The generating means generates a plurality of representative points from the learning data,
The calculation means determines whether normal based on the distance between the plurality of representative points and the auxiliary data,
The learning means performs a learning process so as to reduce the distance when it is determined to be normal, and performs a learning process so as to increase the distance when it is determined to be not normal. 5. The information processing device according to item 5.

The generating means generates a plurality of representative points from the learning data,
The information processing apparatus according to claim 2, wherein the calculation unit calculates the loss based on a distribution of the plurality of representative points and the auxiliary data.
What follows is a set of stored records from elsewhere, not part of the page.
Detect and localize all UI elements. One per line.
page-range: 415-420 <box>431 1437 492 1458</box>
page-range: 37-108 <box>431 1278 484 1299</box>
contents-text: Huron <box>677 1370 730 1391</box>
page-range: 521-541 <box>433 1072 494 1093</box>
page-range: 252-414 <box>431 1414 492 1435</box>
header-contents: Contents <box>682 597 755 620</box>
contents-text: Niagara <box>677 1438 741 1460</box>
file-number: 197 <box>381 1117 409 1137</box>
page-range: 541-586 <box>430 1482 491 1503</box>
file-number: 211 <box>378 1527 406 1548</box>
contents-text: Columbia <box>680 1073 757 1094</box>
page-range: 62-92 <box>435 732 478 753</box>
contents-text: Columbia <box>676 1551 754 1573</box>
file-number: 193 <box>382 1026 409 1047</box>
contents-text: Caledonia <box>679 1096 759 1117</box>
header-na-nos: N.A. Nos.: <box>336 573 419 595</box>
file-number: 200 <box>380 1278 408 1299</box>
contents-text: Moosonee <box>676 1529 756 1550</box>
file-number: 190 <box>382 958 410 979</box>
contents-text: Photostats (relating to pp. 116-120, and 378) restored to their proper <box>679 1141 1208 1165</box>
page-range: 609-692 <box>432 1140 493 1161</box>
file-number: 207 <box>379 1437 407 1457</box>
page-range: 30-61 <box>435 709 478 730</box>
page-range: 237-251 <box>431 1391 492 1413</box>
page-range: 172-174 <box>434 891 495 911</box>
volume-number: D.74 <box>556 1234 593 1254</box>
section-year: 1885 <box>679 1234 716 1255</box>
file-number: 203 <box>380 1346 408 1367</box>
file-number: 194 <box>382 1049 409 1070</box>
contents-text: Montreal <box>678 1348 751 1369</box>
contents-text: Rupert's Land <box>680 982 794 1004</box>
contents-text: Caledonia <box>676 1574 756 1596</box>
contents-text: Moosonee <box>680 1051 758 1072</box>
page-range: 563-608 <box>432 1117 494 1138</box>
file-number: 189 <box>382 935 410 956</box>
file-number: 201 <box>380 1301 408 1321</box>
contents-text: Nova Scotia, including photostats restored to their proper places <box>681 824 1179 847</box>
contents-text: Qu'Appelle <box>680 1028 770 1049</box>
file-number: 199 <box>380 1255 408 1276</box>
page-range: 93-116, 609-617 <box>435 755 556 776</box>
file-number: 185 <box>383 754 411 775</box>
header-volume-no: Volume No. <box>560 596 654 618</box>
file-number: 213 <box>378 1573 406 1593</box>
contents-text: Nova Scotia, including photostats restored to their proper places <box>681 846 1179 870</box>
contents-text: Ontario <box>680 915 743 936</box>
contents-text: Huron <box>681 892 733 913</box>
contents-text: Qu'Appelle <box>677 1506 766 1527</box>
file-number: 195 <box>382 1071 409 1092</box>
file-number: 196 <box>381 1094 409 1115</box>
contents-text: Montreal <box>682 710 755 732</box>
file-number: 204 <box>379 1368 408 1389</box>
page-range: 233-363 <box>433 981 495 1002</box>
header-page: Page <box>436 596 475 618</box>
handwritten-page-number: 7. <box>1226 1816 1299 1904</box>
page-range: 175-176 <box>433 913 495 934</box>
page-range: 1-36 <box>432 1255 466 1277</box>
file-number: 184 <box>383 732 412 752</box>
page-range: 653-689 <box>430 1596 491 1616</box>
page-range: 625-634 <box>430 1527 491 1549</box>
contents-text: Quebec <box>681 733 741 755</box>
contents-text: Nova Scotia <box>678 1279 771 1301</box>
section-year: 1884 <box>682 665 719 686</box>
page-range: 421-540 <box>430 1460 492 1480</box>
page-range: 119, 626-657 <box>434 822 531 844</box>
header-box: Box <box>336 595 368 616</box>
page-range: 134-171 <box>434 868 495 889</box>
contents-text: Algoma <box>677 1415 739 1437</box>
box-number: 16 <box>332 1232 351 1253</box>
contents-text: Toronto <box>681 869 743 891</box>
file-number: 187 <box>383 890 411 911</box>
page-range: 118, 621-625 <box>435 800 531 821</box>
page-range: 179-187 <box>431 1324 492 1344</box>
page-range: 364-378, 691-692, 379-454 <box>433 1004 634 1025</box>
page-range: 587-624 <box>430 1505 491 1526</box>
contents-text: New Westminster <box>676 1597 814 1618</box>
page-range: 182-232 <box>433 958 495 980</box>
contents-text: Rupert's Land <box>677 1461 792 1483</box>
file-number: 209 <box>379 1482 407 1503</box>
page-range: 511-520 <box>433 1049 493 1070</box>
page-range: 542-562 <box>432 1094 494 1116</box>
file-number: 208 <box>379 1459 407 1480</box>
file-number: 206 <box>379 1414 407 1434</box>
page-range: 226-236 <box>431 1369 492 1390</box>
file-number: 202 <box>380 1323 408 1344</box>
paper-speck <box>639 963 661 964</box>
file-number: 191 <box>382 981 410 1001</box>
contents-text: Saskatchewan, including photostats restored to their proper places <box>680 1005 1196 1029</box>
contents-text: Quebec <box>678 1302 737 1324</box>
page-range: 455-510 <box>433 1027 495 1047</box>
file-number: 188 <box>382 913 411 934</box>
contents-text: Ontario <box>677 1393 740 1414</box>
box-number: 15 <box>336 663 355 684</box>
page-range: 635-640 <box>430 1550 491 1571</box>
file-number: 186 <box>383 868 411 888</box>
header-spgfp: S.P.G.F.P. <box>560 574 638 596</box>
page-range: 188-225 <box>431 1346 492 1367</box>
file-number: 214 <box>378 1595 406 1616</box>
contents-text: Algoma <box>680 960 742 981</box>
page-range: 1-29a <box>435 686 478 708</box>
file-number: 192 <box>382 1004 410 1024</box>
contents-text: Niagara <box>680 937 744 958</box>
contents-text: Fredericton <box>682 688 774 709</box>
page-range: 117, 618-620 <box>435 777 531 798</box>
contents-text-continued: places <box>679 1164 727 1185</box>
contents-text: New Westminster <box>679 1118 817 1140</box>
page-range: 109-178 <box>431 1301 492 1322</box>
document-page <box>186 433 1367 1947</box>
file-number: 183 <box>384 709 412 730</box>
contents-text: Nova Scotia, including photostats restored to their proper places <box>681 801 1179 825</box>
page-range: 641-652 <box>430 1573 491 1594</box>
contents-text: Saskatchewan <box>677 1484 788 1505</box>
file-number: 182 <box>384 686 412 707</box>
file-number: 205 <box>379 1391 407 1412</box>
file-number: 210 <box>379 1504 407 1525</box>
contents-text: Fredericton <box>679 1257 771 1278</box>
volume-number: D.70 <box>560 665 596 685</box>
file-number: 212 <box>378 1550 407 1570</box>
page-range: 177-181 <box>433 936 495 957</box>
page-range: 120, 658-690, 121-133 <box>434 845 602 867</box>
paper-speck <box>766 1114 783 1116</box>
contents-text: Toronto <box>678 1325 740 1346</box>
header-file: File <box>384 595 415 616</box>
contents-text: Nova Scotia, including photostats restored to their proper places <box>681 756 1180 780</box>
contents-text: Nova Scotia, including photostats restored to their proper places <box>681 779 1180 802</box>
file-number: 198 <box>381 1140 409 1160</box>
The information processing apparatus according to claim 2, wherein the calculation unit calculates the loss based on a weight given to the representative point and the auxiliary data.

The information processing apparatus according to claim 2, wherein the representative point generation unit generates a representative point based on a model of a hostile generation network.

The information processing apparatus according to claim 2, wherein the representative point generation unit generates a representative point for each layer of a plurality of layers.

The information processing apparatus according to claim 2, wherein the representative point generation unit generates a representative point from data having time series.

An information processing method executed by an information processing device, comprising:
An acquisition process for acquiring recognition target data,
A mapping step of mapping the recognition target data to a feature space,
A generation step of generating a plurality of points in at least one of the feature space and the data space of the recognition target data;
A comparison step of comparing the recognition target data and the plurality of points in at least one of the feature space and the data space;
An output step of outputting a recognition processing result based on the result of the comparison,
An information processing method comprising:

An information processing method executed by an information processing device, comprising:
A selection step of selecting auxiliary data corresponding to the recognition target data from the plurality of held learning data,
A first generation step of generating a representative point from the learning data,
A calculation step of calculating a loss based on the representative point and the auxiliary data,
A learning step of performing a learning process based on the loss;
An acquisition process for acquiring recognition target data,
A second generation step of generating a representative point of the recognition target data based on the result of the learning;
A comparing step of comparing the recognition target data and a representative point of the recognition target data,
An output step of outputting a recognition processing result based on the result of the comparison,
An information processing method comprising:

A program for causing a computer to function as each unit of the information processing apparatus according to claim 1.